While people have been taking their waste to landfill sites for more than 5,000 years, semi-organised collections of it didn’t take off until the 13th century, when England introduced a law in 1297 making it illegal for its citizens to leave rubbish outside their homes.
As with much legislation in the Middle Ages, word of the new enactment didn’t exactly get around the country quickly and it wasn’t until midway through the 14th century that ‘rakers’ became a common sight on the streets of London.
They would make weekly rounds and use a rake to help gather their rubbish into carts which would then be processed elsewhere: history’s first bin men and wagons.
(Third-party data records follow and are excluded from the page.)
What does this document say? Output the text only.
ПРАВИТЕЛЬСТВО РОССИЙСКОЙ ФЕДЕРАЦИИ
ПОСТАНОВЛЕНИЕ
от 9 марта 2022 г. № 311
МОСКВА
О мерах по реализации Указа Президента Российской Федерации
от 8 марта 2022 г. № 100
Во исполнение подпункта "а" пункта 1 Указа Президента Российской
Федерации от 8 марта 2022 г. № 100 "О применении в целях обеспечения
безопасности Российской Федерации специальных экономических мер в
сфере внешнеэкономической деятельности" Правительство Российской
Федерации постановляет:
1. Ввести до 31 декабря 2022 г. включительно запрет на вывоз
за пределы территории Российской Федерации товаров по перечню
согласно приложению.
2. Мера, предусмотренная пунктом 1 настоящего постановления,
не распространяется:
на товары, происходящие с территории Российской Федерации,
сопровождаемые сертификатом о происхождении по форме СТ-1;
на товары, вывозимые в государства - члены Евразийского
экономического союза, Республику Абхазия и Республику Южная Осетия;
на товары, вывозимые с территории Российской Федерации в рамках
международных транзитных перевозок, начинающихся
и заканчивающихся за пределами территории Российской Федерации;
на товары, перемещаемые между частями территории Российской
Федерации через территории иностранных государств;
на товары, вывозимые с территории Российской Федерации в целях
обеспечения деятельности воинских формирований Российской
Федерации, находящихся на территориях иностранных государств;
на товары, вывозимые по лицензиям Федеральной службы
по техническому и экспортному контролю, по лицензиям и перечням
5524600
With resources scarce, anything which could be reused or recycled was.
Unfortunately, this came at a time of huge misfortune for people living in Europe, as the Black Death swept the continent with impunity.
It is estimated that up to 50 million people died between 1346-53 (around 60% of Europe’s population at the time), and with the rakers coming into regular contact with rats and their plague-spreading fleas, they were unknowingly on the front line, both as victims and in the fight against it.
The introduction of bin lorries marked a new era in waste management – one which has since evolved over time with increasing regulations and technology advancements in order to ensure public health and safety. Through it all, one thing remains constant: our proud history of bin lorries being at the forefront of taking care of our rubbish since the Middle Ages!